La vita senza il Doha

BRASILIA – In un recente articolo ho attinto dall’Interim Report del panel di esperti in materia commerciale – da me co-presieduto e nominato dal governo britannico, tedesco, indonesiano e turco – per spiegare i motivi per i quali è stato importante concludere il decennale Doha Round della World Trade Organization. L’articolo è comparso anche nel blog di CUTS International (Consumer Unity and Trust Society), attualmente la più importante Ngo presente nei paesi in via di sviluppo, sollevando non poche reazioni da parte degli esperti in questioni commerciali.
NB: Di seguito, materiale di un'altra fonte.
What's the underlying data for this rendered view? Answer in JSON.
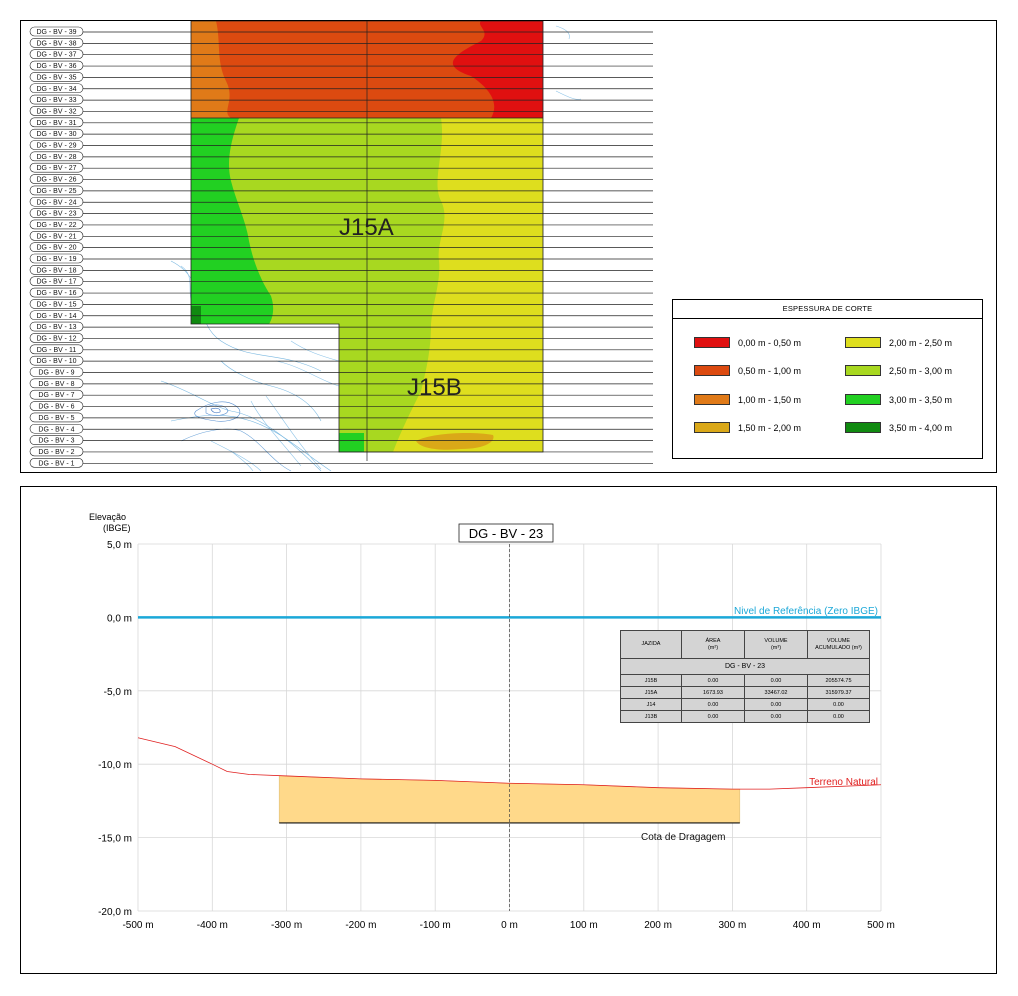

Il rubinetto è ancora aperto, ma il dibattito ha già sollevato alcune critiche che meritano una risposta.

Alcuni critici hanno prontamente dichiarato che il Doha fosse morto – anzi, a dire il vero, avevano fatto quest’affermazione già anni fa. Il nostro tentativo di farlo rivivere forse è stato patetico e irrealizzabile. Ma se il Doha era morto, per quale motivo allora i negoziatori hanno continuato a lavorare e per quale motivo ad ogni loro incontro i leader del G20 non hanno fatto altro che aggiungere clausole alle trattative?

Altri sostengono che il Doha fosse morto in partenza, o come ha scritto su Foreign Affairs l’ex rappresentante americano per il commercio Susan Schwab, che fosse “destinato” e pronto alla sepoltura. Tali critici hanno però pensato di poter riesumare il cadavere e salvare il “Piano B”, anche se sarebbe più appropriato chiamarlo Piano Z, considerate le numerose varianti intraprese lungo il percorso.